Tamta Chkhikvadze, MD1, Nino Gigauri, MD2, Lasha Gogokhia, MD3, Junxin Shi, MD, PhD4, Ye Eun Kwak, MD5
1New York University Langone Health, New York University School of Medicine, Brooklyn, NY; 2Saint Francis Hospital and Medical Center, Hartford, CT; 3Weill Cornell Medicine, Jill Roberts Institute for Research in Inflammatory Bowel Disease, New York, NY; 4The Research Institute at Nationwide Children’s Hospital, Columbus, OH; 5The University of Chicago Medicine, Chicago, IL
Introduction: Enterocolitis due to Clostridium Difficile infection (CDI) has been a leading and drastically rising cause of nosocomial infection worldwide. We aimed to examine the trends, demographics and hospital resource utilization of CDI hospitalizations in the United States using the largest available national administrative database.
Methods: We analyzed National Inpatient Sample (NIS) database from 2005 to 2016. We extracted patient discharge data using ICD-9 (008.45) and ICD-10 (A04.7) primary diagnoses codes for enterocolitis due to CDI from 2005 to 2014 and 2016, respectively. Combined ICD-9 and ICD-10 diagnoses codes were used for year 2015 due to coding transition. Trend in hospitalization due to enterocolitis from CDI was the primary outcome. Secondary outcomes included inpatient mortality, mean hospital charges, hospital length of stay (LOS) and demographic disparities. Type of hospitals and discharge places for CDI were also analyzed.

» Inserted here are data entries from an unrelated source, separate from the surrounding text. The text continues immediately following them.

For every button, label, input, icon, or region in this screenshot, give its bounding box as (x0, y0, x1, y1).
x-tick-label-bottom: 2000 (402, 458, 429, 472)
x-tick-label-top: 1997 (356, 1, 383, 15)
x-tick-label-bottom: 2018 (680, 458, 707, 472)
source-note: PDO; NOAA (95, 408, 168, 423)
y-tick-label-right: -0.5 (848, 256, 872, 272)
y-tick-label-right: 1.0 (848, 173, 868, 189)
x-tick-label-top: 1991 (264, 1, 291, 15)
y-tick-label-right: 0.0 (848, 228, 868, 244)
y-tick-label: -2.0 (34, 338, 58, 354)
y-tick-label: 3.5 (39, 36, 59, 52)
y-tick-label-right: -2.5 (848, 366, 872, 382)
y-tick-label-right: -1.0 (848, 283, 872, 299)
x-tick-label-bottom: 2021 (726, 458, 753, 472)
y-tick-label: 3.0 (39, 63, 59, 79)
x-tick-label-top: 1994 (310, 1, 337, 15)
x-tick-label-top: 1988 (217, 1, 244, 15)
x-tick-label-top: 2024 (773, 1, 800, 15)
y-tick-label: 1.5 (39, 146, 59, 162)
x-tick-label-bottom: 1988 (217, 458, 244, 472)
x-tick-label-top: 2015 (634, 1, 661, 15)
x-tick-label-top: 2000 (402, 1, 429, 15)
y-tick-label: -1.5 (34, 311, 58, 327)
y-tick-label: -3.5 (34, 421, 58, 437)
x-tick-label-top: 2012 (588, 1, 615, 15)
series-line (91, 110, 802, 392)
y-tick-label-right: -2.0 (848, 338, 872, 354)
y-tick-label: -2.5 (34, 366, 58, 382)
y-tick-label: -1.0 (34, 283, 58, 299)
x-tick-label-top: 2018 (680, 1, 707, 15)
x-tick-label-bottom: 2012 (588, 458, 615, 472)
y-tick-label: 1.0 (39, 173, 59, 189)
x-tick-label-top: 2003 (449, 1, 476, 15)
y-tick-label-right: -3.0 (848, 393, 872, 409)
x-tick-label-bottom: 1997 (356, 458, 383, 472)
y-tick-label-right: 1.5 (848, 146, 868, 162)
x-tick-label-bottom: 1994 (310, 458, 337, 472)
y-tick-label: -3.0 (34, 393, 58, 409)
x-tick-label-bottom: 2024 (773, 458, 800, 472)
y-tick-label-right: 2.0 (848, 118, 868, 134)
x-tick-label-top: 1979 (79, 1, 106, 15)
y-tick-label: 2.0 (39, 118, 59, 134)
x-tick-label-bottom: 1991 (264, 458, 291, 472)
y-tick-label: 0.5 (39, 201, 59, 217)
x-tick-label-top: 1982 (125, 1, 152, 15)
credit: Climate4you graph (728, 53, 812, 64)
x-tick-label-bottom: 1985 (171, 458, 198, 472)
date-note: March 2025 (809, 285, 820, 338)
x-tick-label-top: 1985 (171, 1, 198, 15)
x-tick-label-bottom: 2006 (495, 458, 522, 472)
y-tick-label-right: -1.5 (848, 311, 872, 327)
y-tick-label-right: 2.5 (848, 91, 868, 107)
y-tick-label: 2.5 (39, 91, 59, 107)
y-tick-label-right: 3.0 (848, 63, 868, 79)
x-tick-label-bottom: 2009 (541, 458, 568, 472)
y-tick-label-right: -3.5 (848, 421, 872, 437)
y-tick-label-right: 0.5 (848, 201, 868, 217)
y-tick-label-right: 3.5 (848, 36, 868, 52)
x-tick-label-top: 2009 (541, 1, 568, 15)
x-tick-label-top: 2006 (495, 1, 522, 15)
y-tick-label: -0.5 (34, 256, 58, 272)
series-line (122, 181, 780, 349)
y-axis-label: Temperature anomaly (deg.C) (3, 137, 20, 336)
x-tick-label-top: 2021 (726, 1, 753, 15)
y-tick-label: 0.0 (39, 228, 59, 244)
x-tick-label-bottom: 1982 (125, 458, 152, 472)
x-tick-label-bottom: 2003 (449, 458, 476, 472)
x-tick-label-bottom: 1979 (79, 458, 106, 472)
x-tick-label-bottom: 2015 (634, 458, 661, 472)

Results: Total of 257,613 CDI enterocolitis admissions were identified from 2005-2016, which is estimated to 1,255,271 hospitalizations nationally. Increasing trends in CDI admissions were noted from 73,611 in 2005 to 106,245 in 2016 (Figure 1). In-hospital mortality demonstrated decreasing trend from 4% in 2005 to 1.3% in 2016. Female represented majority of CDI admissions throughout the entire examined years (65% female vs. 35% male). There was significant racial disparity in CDI admissions, with 77.3% white, 10.5% black, 8.3% Hispanic, 1.3% Asian/Pacific Islander and 2.6% Native American origin. Admissions to teaching hospitals due to CDI showed increasing trend from 37% in 2005 to 60% in 2016, whereas admissions to non-teaching hospitals decreased from 63% in 2005 to 40% in 2016. Mean charges have increased by 8.4% from $34,887 to $37,832 (table 1), while mean LOS has decreased by 1.6 days, corresponding to -22% change from 2005 to 2016 (table 2). Most patients were discharged home (59%), while others were discharged to home health care (16%), long-term care facilities (22%) or short term care facilities (1%).

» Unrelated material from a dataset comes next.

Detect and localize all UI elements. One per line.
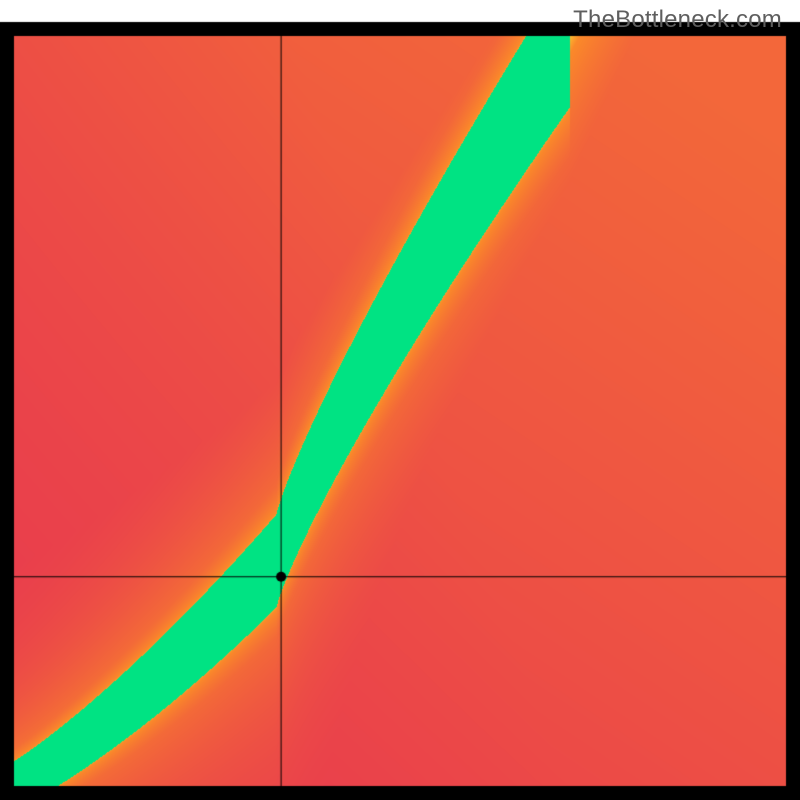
chart-container: TheBottleneck.com [0,0,800,800]
watermark-text: TheBottleneck.com [573,6,782,34]
bottleneck-heatmap [0,0,800,800]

Discussion: CDI related admissions and mean hospital charges have been increased nationally from 2005 to 2016, despite the decrease in length of stay and in-hospital mortality. Significant racial disparities in CDI admissions persisted throughout the decade. Further research investigating preventive measures to decrease hospitalization and cost as well as to improve racial disparities and resource utilization for CDI is needed.

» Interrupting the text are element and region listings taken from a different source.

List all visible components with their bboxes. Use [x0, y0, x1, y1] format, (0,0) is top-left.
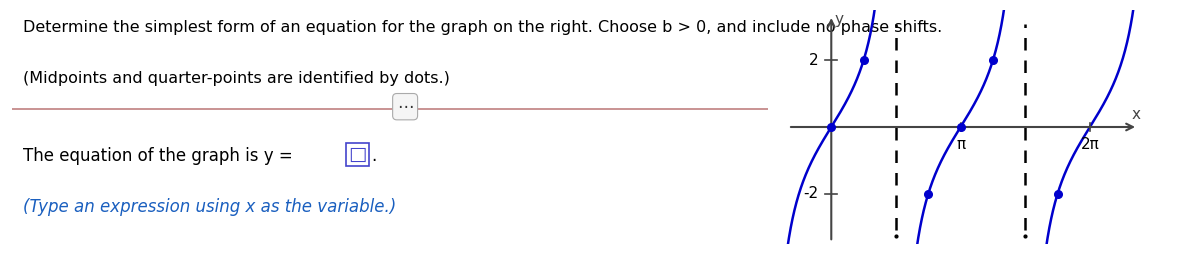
Text: (Type an expression using x as the variable.): (Type an expression using x as the varia…: [23, 198, 396, 216]
Text: ⋯: ⋯: [397, 98, 414, 116]
Text: π: π: [956, 137, 965, 152]
Text: (Midpoints and quarter-points are identified by dots.): (Midpoints and quarter-points are identi…: [23, 71, 450, 86]
Text: The equation of the graph is y =: The equation of the graph is y =: [23, 147, 299, 165]
Text: 2π: 2π: [1080, 137, 1099, 152]
Text: □: □: [348, 145, 367, 164]
Text: x: x: [1132, 107, 1140, 122]
Text: .: .: [371, 147, 377, 165]
Text: Determine the simplest form of an equation for the graph on the right. Choose b : Determine the simplest form of an equati…: [23, 20, 942, 35]
Text: y: y: [834, 12, 844, 27]
Text: 2: 2: [809, 53, 818, 68]
Text: -2: -2: [803, 186, 818, 201]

Citation: Tamta Chkhikvadze, MD; Nino Gigauri, MD; Lasha Gogokhia, MD; Junxin Shi, MD, PhD; Ye Eun Kwak, MD. P1042 - THE LATEST TREND AND DISPARITIES IN CLOSTRIDIUM DIFFICILE COLITIS RELATED HOSPITALIZATIONS IN THE UNITED STATES. Program No. P1042. ACG 2019 Annual Scientific Meeting Abstracts. San Antonio, Texas: American College of Gastroenterology.